A novel category of anticancer drugs, “molecular-targeted drugs”, has become available. Angiogenesis is considered one of the most important molecular targets for anticancer therapy because it is essential for tumor growth and metastasis. VEGF is one of the most potent angiogenic factors and is expressed in almost all human solid tumors investigated, such as colorectal, esophageal, gastric, lung, breast, renal, and ovarian cancers [9, 12, 15, 90]. In these cancers, expression of VEGF correlates with advanced stage disease and poor prognosis. Therefore, inhibiting VEGF is a rational strategy for treating cancer [91]. Bevacizumab is a humanized monoclonal antibody that targets VEGF. Significant prolonged survival has been reported in patients with metastatic colorectal cancer treated with bevacizumab in combination with cytotoxic chemotherapy [92]. Similar improvement were observed in patients with breast and non-small cell lung cancers. A randomized trial evaluating the efficacy of this agent in patients with gastric cancer (the AVAGAST study) is now being conducted internationally; Japan and Korea are included [93]. Several other strategies targeting the VEGF signaling pathway have been developed, including use of soluble receptors binding directly to VEGF ligand, anti-VEGFR antibodies, and VEGR tyrosine kinase inhibitors. These next-generation targeted agents are being evaluated in early clinical studies [91, 93].

7. Future Perspectives

Tumor cells are genetically unstable and biologically heterogeneous, and these are the principal causes of the failure of systemic chemotherapies.
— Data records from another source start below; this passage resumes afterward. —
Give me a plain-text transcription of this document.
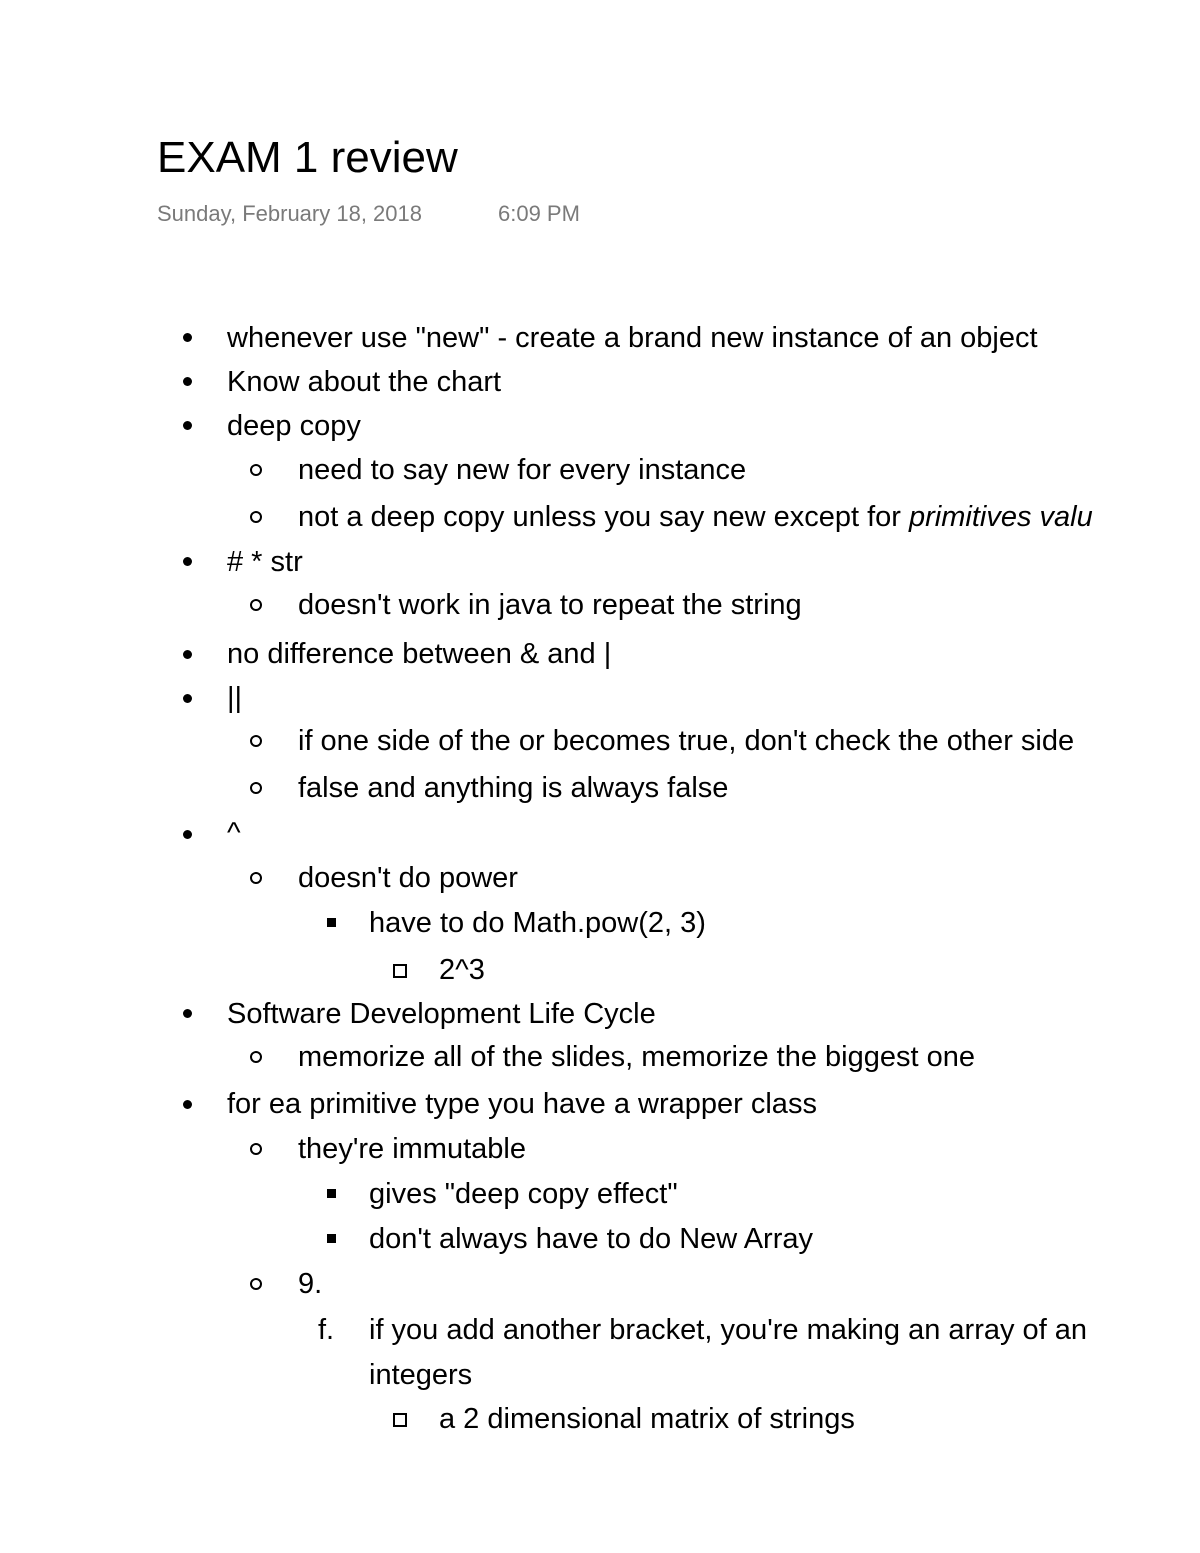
EXAM 1 review
Sunday, February 18, 2018	6:09 PM
whenever use "new" - create a brand new instance of an object
Know about the chart
deep copy
need to say new for every instance
not a deep copy unless you say new except for primitives valu
# * str
doesn't work in java to repeat the string
no difference between & and |
||
if one side of the or becomes true, don't check the other side
false and anything is always false
^
doesn't do power
have to do Math.pow(2, 3)
2^3
Software Development Life Cycle
memorize all of the slides, memorize the biggest one
for ea primitive type you have a wrapper class
they're immutable
gives "deep copy effect"
don't always have to do New Array
9.
f. if you add another bracket, you're making an array of an
integers
a 2 dimensional matrix of strings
It has been believed that endothelial cells and CAFs in tumor stroma are genetically stable and that these cells will not become drug resistant in response to antivascular therapy. However, recent studies showed that endothelial cells in certain tumor vessels are aneuploid and that they express neoplastic markers [94]. Recently, investigators have come to appreciate the significance of other cell types, such as pericytes and vascular smooth muscle cells, that make up vascular structures and are essential for the function and survival of endothelial cells. The structure and function of vessels differ in different tissues and in tumors at different sites. Inhibition of activated stromal cell components including TAMs and CAFs may effectively alter the tumor microenvironment involved in tumor angiogenesis and progression. Understanding the cellular and molecular mechanisms that regulate vascularization of tumors may facilitate development of effective antivascular therapies.